Conversely, if the URL is present on the internal whitelist (determination at S220 is “Yes”), or only on the master whitelist (determination at S230 is “Yes”), the filter system 120 passes the allowable internet traffic (Step S260) on to the application server(s) 135 so that the client device can 110 download the website. Thus, as best shown in FIG. 1, the content of the approved URL is forwarded from application servers 135 in internet traffic 160 via Internet 140 for download of the internet traffic 165 (Step S280) by functionality in client application 123 on the client device 110.

However, before the requested content is delivered by application servers 135 via client app 123 for download at S280 by the client device 110, the filter system 120 iterates a sub-process to render the web pages (Step S270) in the approved internet traffic 115c that are to be ultimately delivered to the client device 110. This rendering is accomplished in a way that optimizes network performance and processing speed. Namely, the sub-process renders content (e.g., web pages) in the approved web-traffic 115c by scrubbing any and all advertisement-related images and flash videos, as most of these advertisements may have embedded malware therein.

Accordingly, once the internet traffic 115 is determined to match a URL stored on the internal or master whitelist, filter system 120 provides an additional, substantially elegant optimization sub-process that renders the webpage delivered from the application servers 135 to client device 110 free of undesirable content that may slow network performance. For example, if a client device 110 requests access to CNN.com (the URL of which happens to be on the whitelist), the client device 110 is directed to the requested CNN.com site free of advertisement images and flash videos, as most of these advertisements may have embedded malware therein.

Therefore, the performance is streamlined and processing speed of the client device 110 is optimized. Namely, the network stream of the internet traffic 165 the client device 110 receives is optimized. Moreover, the allowed internet traffic 115c is compressed after being whitelisted. For example, one or more public-domain compression algorithms such as gzip may be employed to enhance the speed of content delivery. The gzip file format and software application is used for file compression and decompression, and was developed in the early 90's by Jean-Loup Gailly and Mark Adler as a free software replacement for the compress program used in early Unix systems. The employment of gzip and/or like compression algorithms serves to save the client device 110's bandwidth.

Therefore, all client-based filtering occurs at the proxy servers 125, remote and external from the client device 110. The client device 110, instead of accessing a web application server 135 directly, will have the filtering system 120 act as an intermediary. The client application 123 forces all browser—based internet traffic 115a to the web proxy server(s) 125 of the filter system 120.

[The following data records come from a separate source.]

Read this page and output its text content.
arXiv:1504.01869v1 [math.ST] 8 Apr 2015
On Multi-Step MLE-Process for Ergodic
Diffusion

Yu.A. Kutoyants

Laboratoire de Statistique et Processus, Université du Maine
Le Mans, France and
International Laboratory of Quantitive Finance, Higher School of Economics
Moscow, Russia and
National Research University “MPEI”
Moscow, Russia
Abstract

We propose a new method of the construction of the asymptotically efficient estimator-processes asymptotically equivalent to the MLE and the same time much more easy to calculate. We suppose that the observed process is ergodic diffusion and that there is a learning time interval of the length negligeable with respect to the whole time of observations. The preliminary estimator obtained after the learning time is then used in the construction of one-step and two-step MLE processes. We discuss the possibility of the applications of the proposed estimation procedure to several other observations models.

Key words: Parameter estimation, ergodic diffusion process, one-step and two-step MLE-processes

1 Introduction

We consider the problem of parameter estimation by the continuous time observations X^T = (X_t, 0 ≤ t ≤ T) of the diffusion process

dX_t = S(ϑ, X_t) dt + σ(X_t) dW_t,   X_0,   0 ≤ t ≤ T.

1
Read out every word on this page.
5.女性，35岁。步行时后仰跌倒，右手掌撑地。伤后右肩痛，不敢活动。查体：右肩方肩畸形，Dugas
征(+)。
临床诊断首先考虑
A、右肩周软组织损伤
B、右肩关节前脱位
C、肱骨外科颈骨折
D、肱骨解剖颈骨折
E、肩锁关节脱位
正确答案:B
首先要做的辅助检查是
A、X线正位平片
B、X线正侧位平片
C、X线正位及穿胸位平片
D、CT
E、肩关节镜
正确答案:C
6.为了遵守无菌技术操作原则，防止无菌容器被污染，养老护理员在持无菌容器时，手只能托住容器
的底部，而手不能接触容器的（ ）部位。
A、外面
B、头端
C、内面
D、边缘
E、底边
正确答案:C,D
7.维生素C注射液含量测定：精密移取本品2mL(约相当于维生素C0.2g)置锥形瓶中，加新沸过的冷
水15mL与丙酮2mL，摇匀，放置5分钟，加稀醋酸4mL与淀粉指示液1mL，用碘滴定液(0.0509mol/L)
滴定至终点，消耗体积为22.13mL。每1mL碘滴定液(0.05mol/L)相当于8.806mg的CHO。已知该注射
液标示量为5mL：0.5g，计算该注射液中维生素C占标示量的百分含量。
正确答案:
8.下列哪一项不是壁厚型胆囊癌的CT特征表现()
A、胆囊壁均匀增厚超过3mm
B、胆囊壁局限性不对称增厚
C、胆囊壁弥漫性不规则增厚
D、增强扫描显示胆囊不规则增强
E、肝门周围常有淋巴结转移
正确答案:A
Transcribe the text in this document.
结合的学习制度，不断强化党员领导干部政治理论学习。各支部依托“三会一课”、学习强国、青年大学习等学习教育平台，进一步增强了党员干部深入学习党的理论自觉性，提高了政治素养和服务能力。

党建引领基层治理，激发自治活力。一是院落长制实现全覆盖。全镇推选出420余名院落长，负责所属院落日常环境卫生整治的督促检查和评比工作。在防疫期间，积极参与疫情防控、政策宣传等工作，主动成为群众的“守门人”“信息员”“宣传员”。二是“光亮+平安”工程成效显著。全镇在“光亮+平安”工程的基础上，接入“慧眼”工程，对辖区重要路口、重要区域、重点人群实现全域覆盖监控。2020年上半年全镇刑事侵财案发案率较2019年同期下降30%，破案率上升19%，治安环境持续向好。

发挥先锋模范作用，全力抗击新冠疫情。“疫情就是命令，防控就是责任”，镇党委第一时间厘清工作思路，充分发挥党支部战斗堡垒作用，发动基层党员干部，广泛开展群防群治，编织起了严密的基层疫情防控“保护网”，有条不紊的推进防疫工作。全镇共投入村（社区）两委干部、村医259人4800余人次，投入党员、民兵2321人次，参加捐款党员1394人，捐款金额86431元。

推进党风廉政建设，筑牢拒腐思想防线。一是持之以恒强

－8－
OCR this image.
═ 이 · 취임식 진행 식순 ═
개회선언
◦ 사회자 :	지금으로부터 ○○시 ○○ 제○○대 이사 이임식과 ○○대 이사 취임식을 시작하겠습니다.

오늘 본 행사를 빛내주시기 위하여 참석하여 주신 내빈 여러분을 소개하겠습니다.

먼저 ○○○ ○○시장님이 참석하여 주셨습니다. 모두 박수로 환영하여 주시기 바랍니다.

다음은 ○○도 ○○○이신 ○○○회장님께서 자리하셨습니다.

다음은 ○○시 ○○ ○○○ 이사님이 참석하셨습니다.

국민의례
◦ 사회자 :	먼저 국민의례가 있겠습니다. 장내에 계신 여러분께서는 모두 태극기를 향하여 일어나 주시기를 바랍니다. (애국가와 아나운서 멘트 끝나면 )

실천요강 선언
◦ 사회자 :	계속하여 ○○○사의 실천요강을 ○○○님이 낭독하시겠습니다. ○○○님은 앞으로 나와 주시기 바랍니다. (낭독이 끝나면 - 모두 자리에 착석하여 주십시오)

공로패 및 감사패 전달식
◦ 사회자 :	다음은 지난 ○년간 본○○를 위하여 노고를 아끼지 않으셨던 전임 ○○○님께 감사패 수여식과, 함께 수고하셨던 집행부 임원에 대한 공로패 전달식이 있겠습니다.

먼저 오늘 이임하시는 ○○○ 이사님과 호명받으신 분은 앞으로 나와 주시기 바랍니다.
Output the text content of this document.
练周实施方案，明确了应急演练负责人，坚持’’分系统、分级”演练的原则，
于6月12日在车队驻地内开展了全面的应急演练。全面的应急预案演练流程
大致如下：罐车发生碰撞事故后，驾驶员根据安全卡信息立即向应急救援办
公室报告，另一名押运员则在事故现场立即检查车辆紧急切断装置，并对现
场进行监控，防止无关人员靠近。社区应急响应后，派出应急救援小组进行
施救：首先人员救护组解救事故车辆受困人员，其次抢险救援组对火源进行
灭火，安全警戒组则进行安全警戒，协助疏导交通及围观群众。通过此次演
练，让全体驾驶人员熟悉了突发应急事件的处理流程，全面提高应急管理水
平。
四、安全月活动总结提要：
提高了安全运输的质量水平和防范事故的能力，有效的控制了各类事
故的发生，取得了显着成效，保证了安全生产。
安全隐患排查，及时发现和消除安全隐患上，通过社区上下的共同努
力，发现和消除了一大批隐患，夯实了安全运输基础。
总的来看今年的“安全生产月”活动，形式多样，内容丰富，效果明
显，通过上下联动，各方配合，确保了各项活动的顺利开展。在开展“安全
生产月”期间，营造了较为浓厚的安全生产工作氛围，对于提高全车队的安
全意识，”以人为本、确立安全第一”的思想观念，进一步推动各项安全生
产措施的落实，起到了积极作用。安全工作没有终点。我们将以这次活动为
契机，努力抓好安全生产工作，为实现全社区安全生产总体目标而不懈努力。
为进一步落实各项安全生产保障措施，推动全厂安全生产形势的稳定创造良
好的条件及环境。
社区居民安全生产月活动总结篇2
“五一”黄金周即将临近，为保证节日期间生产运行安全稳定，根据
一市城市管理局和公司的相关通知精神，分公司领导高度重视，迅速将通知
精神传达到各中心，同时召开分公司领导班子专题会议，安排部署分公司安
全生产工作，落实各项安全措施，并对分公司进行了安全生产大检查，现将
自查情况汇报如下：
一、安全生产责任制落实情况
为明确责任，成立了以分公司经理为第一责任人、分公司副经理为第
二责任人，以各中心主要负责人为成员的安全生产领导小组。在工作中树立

One or more users 105 of client devices 110 may attempt to try and bypass the filter system 120 so as to access prohibited websites. Additionally, a malicious “client” may try to bypass the filter system 120 in order to get bad traffic around the whitelist(s) to one or more employees of an organization or children of parent(s). However, the client application 123 has a variety of mechanisms in which to deal with this issue. For example, if the client application 123 knows it is being defeated, it may terminate all browser internet traffic 115a to the client device 110. As such, the client device 110 will be unusable for browsing until the client application 123 reactivates the ability to browse.

In another example, the client application 123 has the ability to rewrite itself so as to prevent being compromised. The client application 123 also is able to hide itself so that is not accessible in the client device 110's settings. In this respect, the client application 123 may be embodied as the aforementioned configuration change file 123, or “file 123”. Reference is made to the '596 patent, which describes a number of roadblocks that may be implemented where the configuration change file 123 essentially comprises a series of group policy or configuration changes as described in this disclosure.

In one example, file 123, embodied as one or more configuration changes on client device 110 may include the ability to turn off system restore at the client device 110 or to hide the client application 123 from an Add/Remove programs list of executable programs in the OS of the user 105's client device 110, and to hide any tray icon for the client application 123 that is displayable on a display of the client device 110 of the user. These features and icons can be simply hid by modifying the client device 110's registry as described in the '596 patent.

Additionally, with the file 123 embodied as one or more configuration changes on client device 110, it may serve to prevent a user 105 of client device 110 from booting from an external source and/or from modifying Basic Input/Output System (BIOS) settings. Namely, and as described in detail in the '596 patent, such prevents the client device 110 from being booted from a CD, USB, or floppy drive is possible by modifying settings in the client device 110's (BIOS). For example, the BIOS boot setting can be prevented from being modified by enabling security in the BIOS and using a secure password. The reason to prevent a malicious user 105 of a client device 110 from booting from any media other than its own hard drive is because it prevents the user 105 from installing a new operating system in an attempt to replace the existing operating system containing the file 123.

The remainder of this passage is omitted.